The goal of this programming assignment is to understand the relative properties of the inference algorithm. In order to do so, you are required to design the alarm Bayes net presented in the class and shown in Figure 14. 2 from the Russell and Norvig book. Use the parameters of the CPTs from the Figure. Implement exact inference by enumeration, prior sampling, rejection sampling and likelihood weighting. Your program should take a set of strings as input. They will appear as the following: [< N1, V 1 >, ..., < NN, V N >] [NQ1, ..., NQM]. The first set of strings is the evidence set and the next is the query. For simplicity use the node indexes as A, B, E, J, M corresponding to alarm, burglary, earthquake, John and Mary calling.

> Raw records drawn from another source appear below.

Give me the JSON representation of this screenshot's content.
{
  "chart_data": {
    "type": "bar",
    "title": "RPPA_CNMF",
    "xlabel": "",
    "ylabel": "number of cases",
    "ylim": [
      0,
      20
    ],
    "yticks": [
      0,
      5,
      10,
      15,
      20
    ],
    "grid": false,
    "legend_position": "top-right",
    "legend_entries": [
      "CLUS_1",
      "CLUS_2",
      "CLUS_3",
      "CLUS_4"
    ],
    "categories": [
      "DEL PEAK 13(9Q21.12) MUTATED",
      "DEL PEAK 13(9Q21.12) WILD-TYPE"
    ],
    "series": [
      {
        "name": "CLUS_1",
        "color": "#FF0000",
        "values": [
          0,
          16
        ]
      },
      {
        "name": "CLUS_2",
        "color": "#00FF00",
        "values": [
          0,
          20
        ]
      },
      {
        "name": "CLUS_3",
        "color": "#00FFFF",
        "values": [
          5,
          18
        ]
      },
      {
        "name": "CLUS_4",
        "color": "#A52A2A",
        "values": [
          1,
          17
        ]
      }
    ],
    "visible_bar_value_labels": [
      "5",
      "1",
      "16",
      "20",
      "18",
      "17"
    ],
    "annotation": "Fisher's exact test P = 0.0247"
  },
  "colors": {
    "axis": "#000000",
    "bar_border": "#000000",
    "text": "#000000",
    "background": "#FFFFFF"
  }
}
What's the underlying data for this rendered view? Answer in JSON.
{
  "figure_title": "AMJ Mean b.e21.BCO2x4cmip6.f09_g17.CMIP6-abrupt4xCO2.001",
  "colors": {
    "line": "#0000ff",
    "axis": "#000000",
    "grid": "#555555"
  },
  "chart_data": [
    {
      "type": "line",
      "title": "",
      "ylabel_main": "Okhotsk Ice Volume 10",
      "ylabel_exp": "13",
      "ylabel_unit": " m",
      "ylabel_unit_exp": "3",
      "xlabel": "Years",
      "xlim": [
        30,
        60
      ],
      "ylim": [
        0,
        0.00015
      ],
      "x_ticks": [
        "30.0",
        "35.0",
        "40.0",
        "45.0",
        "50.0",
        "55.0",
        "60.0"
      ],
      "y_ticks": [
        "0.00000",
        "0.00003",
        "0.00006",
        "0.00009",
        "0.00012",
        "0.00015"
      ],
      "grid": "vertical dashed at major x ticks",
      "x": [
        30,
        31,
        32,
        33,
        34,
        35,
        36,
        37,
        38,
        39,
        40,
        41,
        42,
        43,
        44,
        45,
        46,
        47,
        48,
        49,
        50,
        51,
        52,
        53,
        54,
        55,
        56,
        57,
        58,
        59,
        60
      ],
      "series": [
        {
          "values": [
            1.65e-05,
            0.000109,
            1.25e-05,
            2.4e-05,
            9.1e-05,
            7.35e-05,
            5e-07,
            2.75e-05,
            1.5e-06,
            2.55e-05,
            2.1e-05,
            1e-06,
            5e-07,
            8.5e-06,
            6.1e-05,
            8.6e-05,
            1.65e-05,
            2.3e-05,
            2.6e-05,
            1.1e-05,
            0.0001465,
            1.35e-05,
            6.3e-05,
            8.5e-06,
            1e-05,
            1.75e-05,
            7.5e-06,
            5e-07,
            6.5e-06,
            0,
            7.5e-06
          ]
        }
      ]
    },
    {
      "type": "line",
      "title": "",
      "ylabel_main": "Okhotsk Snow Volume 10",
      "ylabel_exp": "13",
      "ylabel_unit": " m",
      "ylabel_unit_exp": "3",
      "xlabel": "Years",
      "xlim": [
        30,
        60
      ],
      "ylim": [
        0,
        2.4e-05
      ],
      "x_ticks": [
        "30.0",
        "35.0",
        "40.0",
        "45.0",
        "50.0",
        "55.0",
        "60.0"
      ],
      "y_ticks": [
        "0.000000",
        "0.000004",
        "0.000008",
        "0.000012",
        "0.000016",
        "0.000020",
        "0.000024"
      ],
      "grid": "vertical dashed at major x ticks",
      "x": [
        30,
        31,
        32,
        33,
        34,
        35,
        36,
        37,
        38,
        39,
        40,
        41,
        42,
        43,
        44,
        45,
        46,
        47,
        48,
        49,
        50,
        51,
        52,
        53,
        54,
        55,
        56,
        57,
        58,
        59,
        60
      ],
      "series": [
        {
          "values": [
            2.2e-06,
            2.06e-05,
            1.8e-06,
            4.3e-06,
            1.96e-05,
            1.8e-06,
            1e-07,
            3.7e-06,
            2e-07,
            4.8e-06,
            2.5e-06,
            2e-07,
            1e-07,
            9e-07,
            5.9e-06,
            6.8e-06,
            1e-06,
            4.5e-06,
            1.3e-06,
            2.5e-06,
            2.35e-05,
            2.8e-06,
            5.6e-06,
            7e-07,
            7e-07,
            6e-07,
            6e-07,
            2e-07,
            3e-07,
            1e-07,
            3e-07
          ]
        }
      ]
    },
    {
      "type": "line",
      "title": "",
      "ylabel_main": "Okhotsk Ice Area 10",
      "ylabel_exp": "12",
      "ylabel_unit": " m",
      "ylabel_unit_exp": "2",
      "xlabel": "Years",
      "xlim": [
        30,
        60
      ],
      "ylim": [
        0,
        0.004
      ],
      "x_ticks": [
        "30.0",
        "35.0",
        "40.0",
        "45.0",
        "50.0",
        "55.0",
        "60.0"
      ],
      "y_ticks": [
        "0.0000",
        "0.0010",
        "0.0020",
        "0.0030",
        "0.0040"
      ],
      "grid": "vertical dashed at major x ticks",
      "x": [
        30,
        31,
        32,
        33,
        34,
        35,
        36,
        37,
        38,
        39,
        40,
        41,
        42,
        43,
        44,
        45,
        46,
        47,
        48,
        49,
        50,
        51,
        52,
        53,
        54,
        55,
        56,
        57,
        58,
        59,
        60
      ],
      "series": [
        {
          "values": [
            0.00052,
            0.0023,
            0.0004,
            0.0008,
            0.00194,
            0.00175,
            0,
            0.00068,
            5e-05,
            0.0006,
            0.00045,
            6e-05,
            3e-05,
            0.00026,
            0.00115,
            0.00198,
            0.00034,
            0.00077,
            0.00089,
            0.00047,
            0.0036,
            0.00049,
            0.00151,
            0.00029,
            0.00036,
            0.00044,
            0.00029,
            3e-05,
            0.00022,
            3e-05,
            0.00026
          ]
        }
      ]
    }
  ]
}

An example input would be: [< A, t >< B, f >][J] which queries for John calling given that alarm is true and burglary is false. Similarly [< E, t >< J, t >][M, A] which queries for Mary calling and Alarm given that earthquakeand John calling are true. Correspondingly the output is now a set of strings [ < NQ1, P1 >< NQ2, P2 >]. So the outputcorresponding to the previous cases could be [< J, 0.9 >] and [< M, 0.08 >< A, 0.96 >]1. In addition to turning in the code, I require a writeup which has tables of the form shown below. As you can see, you vary the number of samples from 1 to 10000 and then run the different algorithms. This will explain how the probabilities vary with the number of samples. Note that the last row in the table is the result of the enumeration algorithm. You should run each sampling algorithm 10 times for each number of samples. For example run prior sampling 10 times and average the inferred probability over the test queries. Show 3 specific cases:
- Alarm is false, infer Burglary and JohnCalls being true. 2. JohnCalls is true, Earthquake is false, infer Burglary and MaryCalls being true. 3. MaryCalls is true and JohnCalls is false, infer Burglary and Earthquake being true.
So your report must have 6 tables (3 sets of 2 tables corresponding to the queries).